Caro appeared in a song called “Nidya” where Spanish listeners reminded that “The light comes after the greatest darkness / You can’t see the stars if you don’t have a dark night.”

Berríos admits that Caro gave her similar advice when they first met. “I think at some point in the record-breaking, I kind of hit a wall,” she says. “It wasn’t easy to move from New York to Puerto Rico; many changes. I moved from living close to people constantly to a kind of being in our house. I was isolated, doubting everything and feeling insecure, and I don’t know that these visits to talk to this woman were amazing “.

At the end of “Nydia,” Berríos sings, “Como velero se vá / Como paloma se vuela”, quoting one of the 70’s Caro strokes posted in the gay disco scene in New York: “Leave like a sailboat / fly like a dove.”

Berríos and Del Valle love to mention Puerto Rican musical characters because of what they describe as the loss of cultural memory on the island. It was something that was particularly evident to Piraeus, who says that New York was a paradox as it was able to relate to its musical roots. She explains, “In New York, you can find a lot of cool records versus Puerto Rico, which is very wet here, recording some kind of garbage.”
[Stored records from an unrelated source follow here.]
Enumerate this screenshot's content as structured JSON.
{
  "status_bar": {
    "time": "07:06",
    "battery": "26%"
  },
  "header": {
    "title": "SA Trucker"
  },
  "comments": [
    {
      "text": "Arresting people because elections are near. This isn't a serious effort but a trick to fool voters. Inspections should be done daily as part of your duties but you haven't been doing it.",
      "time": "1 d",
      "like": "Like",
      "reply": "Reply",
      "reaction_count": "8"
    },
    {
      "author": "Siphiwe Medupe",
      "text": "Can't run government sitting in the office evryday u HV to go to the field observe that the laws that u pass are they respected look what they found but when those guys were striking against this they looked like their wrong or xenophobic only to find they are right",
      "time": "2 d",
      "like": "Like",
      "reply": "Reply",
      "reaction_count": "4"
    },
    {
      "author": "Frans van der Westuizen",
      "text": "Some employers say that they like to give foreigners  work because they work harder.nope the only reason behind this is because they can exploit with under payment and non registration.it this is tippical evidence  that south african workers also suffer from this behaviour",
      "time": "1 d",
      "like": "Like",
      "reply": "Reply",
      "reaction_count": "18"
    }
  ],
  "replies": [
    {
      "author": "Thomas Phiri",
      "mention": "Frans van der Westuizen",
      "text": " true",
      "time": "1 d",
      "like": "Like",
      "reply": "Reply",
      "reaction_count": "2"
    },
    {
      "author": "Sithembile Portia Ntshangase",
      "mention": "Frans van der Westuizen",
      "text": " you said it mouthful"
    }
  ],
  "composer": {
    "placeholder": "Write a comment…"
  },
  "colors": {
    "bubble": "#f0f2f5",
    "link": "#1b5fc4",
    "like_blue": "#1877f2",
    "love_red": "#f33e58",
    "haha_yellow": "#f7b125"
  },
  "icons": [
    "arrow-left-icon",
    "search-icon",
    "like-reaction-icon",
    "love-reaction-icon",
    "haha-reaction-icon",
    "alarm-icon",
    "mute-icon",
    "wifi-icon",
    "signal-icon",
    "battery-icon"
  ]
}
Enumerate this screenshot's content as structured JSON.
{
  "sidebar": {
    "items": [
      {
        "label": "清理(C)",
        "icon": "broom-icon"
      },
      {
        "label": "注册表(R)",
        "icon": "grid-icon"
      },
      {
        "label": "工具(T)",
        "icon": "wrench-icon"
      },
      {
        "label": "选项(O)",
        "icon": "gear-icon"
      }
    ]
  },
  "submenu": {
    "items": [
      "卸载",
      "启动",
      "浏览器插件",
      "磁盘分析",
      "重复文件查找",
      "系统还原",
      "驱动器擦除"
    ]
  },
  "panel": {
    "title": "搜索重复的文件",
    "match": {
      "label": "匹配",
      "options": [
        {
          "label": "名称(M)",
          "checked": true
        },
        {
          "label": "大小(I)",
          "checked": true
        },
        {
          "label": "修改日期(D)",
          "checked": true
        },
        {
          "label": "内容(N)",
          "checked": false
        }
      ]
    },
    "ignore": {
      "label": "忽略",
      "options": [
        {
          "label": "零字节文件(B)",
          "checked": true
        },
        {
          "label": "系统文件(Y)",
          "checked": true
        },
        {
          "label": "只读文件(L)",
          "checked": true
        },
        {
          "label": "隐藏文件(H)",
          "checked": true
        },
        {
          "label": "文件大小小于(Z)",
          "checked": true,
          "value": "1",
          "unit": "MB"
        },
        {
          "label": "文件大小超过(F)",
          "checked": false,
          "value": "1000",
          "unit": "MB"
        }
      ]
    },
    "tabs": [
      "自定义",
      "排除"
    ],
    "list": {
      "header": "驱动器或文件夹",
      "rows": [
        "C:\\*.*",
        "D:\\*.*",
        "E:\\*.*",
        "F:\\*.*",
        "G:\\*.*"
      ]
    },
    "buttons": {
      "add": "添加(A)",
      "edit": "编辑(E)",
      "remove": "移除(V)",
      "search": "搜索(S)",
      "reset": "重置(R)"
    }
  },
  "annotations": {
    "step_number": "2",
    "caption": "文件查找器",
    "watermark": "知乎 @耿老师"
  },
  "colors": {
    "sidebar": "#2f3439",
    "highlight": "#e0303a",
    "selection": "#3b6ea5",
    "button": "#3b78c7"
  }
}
In more ways than they could have imagined when Buscabulla chose to return in 2017, Regresa is a testament to Puerto Rico’s resilience. The island is not foreign to natural disasters. His presence can attribute itself to a volcanic eruption, and he has not had enough time to relax since. The record was similarly formed under earthquake rubble and flooded with hurricanes. It was tempting to postpone the release indefinitely – Regresa was expected to drop in April, but the January earthquake pushed that date to May – when the epidemic reached, it became clearer to the band, perhaps as it happened to the world, that disasters are inevitable . They are ignored by the powerful but are more tolerated by those of us who are not.

Most pop music can now feel departed from reality so that it is fun. But Regressa accidentally delays time, which is at the same time a tropical vacation and a poetic math with the very conscious act of going, being and staying at home.

Closing the record is “Ta Que Tiembla”, for the club’s song in disastrous conditions.

“Que lo viene viene y viene fuerte / Y cuando viene viene de repente / Que to ‘se mueve viene bien potente / Hay que metle hasta que reviente,” sings Berríos. The sound of the siren blends seamlessly into the synthesizers, and invites, almost demonically, to celebrate with chaos. “What is coming / and when it comes comes suddenly.” As the heavy drum overwhelms the dividing line between the doctrine of pleasure and empowerment, “Everything is shaking, it is strong / you must do it, you must do it until it explodes.”

Ironically, “Ta Que Tiembla” was one of the first songs the band recorded a decade ago with friends in New York. “We felt it was some kind of strange prophecy,” Piraeus said, adding that the song represented the underlying feelings in Puerto Rico. The island knows the disaster. She knows both struggle and perseverance. She knows what so much of the world knows just now.

“We probably felt it was the end of the world for a while.”